Ask the Illinois State Police or the state’s Criminal Justice Information Authority how many “red flag” petitions have been requested in the state this year and you’ll likely draw a blank stare or a shoulder shrug. As the Chicago Tribune reported this week, there’s no agency keeping track of that data, and even ISP Director Brenden Kelly told the Tribune that the agency is only informed once a judge has signed off on an ERPO petition.
Even some supporters of the “red flag” law are troubled by the lack of transparency in the process. David Greising, president and CEO of the Good Government Association, claims in the Tribune that Extreme Risk Protection Orders are essential tools “keeping people safe” (a position I don’t agree with at all), but he has grave concerns with the impossibility of finding out basic information about how the law is being implemented and applied across the state.
Specifically, we know the issuance of restraining orders has tripled, yet we have no idea how many requests to the courts were denied. That’s in large measure because the Freedom of Information Act does not explicitly include the state’s courts, and Illinois courts in turn have exempted themselves from any obligation to respond to records requests.
FOIA laws require public entities — from the most powerful officials to the least prominent bureau of government — to hand over records, promptly and completely, when members of the public request them. They’re called public records for a reason: They’re our property, not the government’s.
But because the courts currently are exempt, the public has no way of knowing how many restraining order requests are made and how many are denied. This leaves us with little information with which to measure the role courts are playing in applying this key tool to reduce gun violence in Illinois.
It’s not just reporters and the public that don’t have this vital information. The Tribune reported that the Illinois Criminal Justice Information Authority, a state agency focused on research and analysis; the Administrative Office of the Illinois Courts; and even the Illinois State Police have no data on how many restraining order requests are filed. They are informed only when judges issue restraining orders.
The court system in the U.S. is a bulwark of democracy. In Illinois — where the effort to protect against assault with military-style weapons is still under appeal — how the courts handle the enforcement of red flag laws literally can be a matter of life and death.
How effectively are the courts handling this responsibility? The people of the state — along with the agencies that analyze, administer and enforce the law — have a need to know. But with the state’s courts standing in the way, it will take action from the state legislature to cast a light on the role the courts are playing with red flag laws and other vitally important aspects of government in Illinois.

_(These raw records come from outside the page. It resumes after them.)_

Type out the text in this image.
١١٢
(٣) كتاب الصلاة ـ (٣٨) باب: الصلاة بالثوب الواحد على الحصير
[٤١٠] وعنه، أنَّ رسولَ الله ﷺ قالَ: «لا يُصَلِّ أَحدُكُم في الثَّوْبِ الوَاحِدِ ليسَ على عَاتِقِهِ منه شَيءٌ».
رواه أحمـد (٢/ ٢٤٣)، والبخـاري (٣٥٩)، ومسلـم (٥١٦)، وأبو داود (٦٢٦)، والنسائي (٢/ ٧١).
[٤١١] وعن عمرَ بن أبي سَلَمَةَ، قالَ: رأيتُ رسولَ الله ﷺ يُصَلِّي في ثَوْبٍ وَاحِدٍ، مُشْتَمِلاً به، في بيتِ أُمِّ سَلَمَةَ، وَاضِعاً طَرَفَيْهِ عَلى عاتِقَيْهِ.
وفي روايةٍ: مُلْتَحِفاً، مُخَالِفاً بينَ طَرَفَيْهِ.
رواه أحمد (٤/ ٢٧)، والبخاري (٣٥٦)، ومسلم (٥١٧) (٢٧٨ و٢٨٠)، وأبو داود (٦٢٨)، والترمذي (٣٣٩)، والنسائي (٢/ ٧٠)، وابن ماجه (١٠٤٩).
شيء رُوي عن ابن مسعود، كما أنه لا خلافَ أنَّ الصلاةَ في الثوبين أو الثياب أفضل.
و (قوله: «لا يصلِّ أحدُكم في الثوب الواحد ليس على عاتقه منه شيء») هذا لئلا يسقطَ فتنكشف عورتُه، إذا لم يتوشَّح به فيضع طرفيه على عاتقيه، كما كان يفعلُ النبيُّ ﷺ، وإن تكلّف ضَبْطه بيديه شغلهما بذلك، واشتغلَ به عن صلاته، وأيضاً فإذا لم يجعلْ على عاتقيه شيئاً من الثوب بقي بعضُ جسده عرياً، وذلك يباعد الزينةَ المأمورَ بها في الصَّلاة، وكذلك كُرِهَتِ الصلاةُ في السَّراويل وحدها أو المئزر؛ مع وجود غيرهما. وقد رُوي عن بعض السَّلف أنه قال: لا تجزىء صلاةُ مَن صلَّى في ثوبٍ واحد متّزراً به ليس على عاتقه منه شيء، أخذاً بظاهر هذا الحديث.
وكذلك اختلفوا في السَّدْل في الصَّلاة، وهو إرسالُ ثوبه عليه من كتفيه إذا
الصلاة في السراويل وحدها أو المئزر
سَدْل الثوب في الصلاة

This isn’t just a court problem, contrary to Greising’s claims. The state legislature is the body that approved the “red flag” law, and I’d argue its opaque nature is by design. The goal of the Extreme Risk Protection Statute was to make it easier to take guns away from people, not make it easier to document any government abuses. Lawmakers could have made at least statistical information on ERPO requests to public disclosure without violating the privacy of any individuals who were the subject of a petition, but they chose not to do that. In fact, they decided not to keep track of that information at all.
Greisling may be hoping that the state legislature will go back and fix the problem, but I doubt they see this as a mistake to begin with. The less we know about how this law is being applied the better, at least from an anti-2A point of view. What’s the benefit to them by shining some sunlight on the process? They’d much rather keep residents, the press, and government watchdogs like Greisling in the dark.